La nueva Orden PJC/528/2026 impulsa la ITV digital y actualiza los requisitos de neumáticos para vehículos ligeros y pesados
La publicación de la Orden PJC/528/2026, de 26 de mayo, supone una importante actualización de la normativa española en materia de homologación, matriculación e inspección técnica de vehículos. La norma introduce avances en la digitalización de los procedimientos administrativos y adapta diversos requisitos técnicos a la evolución de la reglamentación europea.

Entre las novedades más destacadas se encuentran la implantación obligatoria de la tarjeta ITV electrónica para determinadas categorías de vehículos y la modificación de los requisitos aplicables a los neumáticos, especialmente en lo relativo a la profundidad mínima del dibujo y a los neumáticos de invierno.

Avance definitivo hacia la ITV digital


Uno de los cambios más relevantes es la obligatoriedad de emitir en formato electrónico las tarjetas ITV correspondientes a vehículos de las categorías M, N y O, así como a los vehículos de categoría L, mediante los modelos A, B, C y D y sus equivalentes para motocicletas y ciclomotores. La medida forma parte del proceso de digitalización de las relaciones entre fabricantes y Administraciones Públicas, reduciendo cargas administrativas y simplificando la gestión documental.

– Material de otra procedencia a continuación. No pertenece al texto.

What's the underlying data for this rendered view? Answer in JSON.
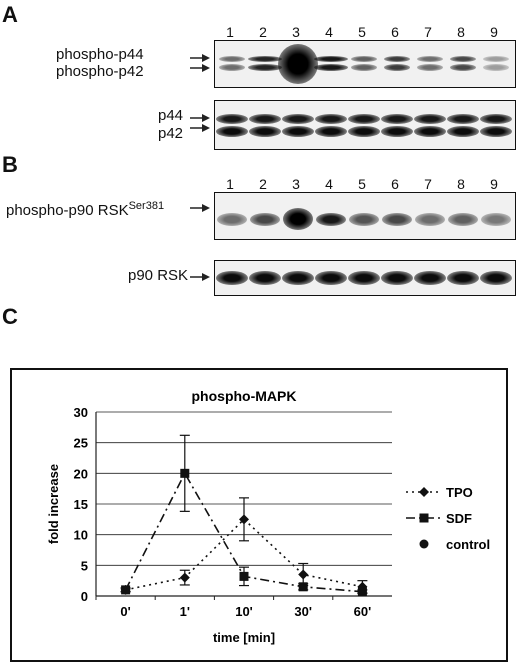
{
  "panel_a": {
    "letter": "A",
    "lanes": [
      "1",
      "2",
      "3",
      "4",
      "5",
      "6",
      "7",
      "8",
      "9"
    ],
    "label_top_1": "phospho-p44",
    "label_top_2": "phospho-p42",
    "label_bottom_1": "p44",
    "label_bottom_2": "p42"
  },
  "panel_b": {
    "letter": "B",
    "lanes": [
      "1",
      "2",
      "3",
      "4",
      "5",
      "6",
      "7",
      "8",
      "9"
    ],
    "label_top": "phospho-p90 RSK",
    "label_top_sup": "Ser381",
    "label_bottom": "p90 RSK"
  },
  "panel_c": {
    "letter": "C"
  },
  "chart_data": {
    "type": "line",
    "title": "phospho-MAPK",
    "xlabel": "time [min]",
    "ylabel": "fold increase",
    "categories": [
      "0'",
      "1'",
      "10'",
      "30'",
      "60'"
    ],
    "ylim": [
      0,
      30
    ],
    "yticks": [
      "0",
      "5",
      "10",
      "15",
      "20",
      "25",
      "30"
    ],
    "grid": true,
    "legend_position": "right",
    "series": [
      {
        "name": "TPO",
        "values": [
          1,
          3,
          12.5,
          3.5,
          1.5
        ],
        "error": [
          0.3,
          1.2,
          3.5,
          1.8,
          1.0
        ],
        "style": "dotted",
        "marker": "diamond"
      },
      {
        "name": "SDF",
        "values": [
          1,
          20,
          3.2,
          1.5,
          0.7
        ],
        "error": [
          0.3,
          6.2,
          1.5,
          0.5,
          0.3
        ],
        "style": "dashed",
        "marker": "square"
      },
      {
        "name": "control",
        "values": [
          1,
          null,
          null,
          null,
          1
        ],
        "error": [
          0,
          0,
          0,
          0,
          0
        ],
        "style": "none",
        "marker": "circle"
      }
    ]
  }
}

La nueva regulación también elimina la obligación de remitir duplicados de las tarjetas ITV electrónicas a distintos organismos, centralizando la gestión y facilitando el intercambio telemático de información entre fabricantes y la Dirección General de Tráfico.

No obstante, la norma establece un periodo transitorio que permitirá la emisión de determinadas tarjetas ITV en papel hasta el 31 de diciembre de 2026.

Nueva profundidad mínima para neumáticos de vehículos pesados

La Orden modifica el Anexo VII del Reglamento General de Vehículos introduciendo una diferenciación entre vehículos ligeros y pesados respecto a la profundidad mínima exigida en las ranuras principales de la banda de rodadura.

Para los vehículos de las categorías M1, N1, O1 y O2 se mantiene la profundidad mínima actualmente conocida de 1,6 milímetros.
Sin embargo, para los vehículos pesados de las categorías M2, M3, N2, N3, O3 y O4 se establece una profundidad mínima de 1,0 milímetros en las ranuras principales del neumático durante toda su utilización en vías públicas. Según recoge la propia Orden, esta modificación busca alinearse con los requisitos vigentes en otros países del entorno europeo.

La norma también aclara qué debe entenderse por “ranuras principales”, definiéndolas como las ranuras longitudinales y transversales que forman parte del dibujo principal de la banda de rodadura y que disponen de indicadores de desgaste en los neumáticos de categoría C1.
Asimismo, se establece una excepción específica para determinados vehículos históricos que equipen neumáticos originales con características distintas a las actualmente exigidas.

Nuevas reglas para neumáticos de invierno y uso profesional

La actualización normativa redefine el concepto de neumático especial y adapta la regulación a los criterios europeos más recientes.
A partir de ahora tendrán consideración de neumáticos especiales aquellos identificados con el marcaje M+S (o equivalentes) junto con el pictograma 3PMSF (Three Peak Mountain Snow Flake), que certifica su aptitud para condiciones severas de nieve. También se incluyen los neumáticos profesionales de uso off-road identificados con el marcaje POR.

La Orden introduce además requisitos específicos para cumplir las restricciones de movilidad invernal:
 
  • Los vehículos con una masa máxima autorizada (MMA) igual o inferior a 3.500 kg deberán equipar neumáticos certificados 3PMSF en todos sus ejes cuando circulen en zonas o periodos sujetos a restricciones invernales.
  • Los vehículos con MMA superior a 3.500 kg deberán disponer, al menos, de neumáticos 3PMSF o POR en el eje de dirección y en los ejes motrices.

Fuera de los periodos o zonas afectadas por restricciones invernales, la norma permite combinar diferentes tipos de neumáticos entre ejes.

Más cambios en clasificación y matriculación

La Orden también incorpora un nuevo código específico para los ciclos de motor (categoría L1e-A), que hasta ahora carecían de clasificación propia dentro del Reglamento General de Vehículos. Además, corrige errores detectados en las dimensiones reglamentarias de determinadas placas de matrícula para ciclomotores y cuatriciclos.

Una adaptación a la normativa europea

Con esta actualización, el Gobierno adapta la normativa española a los últimos reglamentos europeos en materia de homologación, seguridad vial y digitalización administrativa. Las modificaciones afectan tanto a fabricantes como a operadores del transporte, talleres, estaciones ITV y usuarios de vehículos, especialmente en lo referente al control del estado de los neumáticos y a la gestión electrónica de la documentación técnica.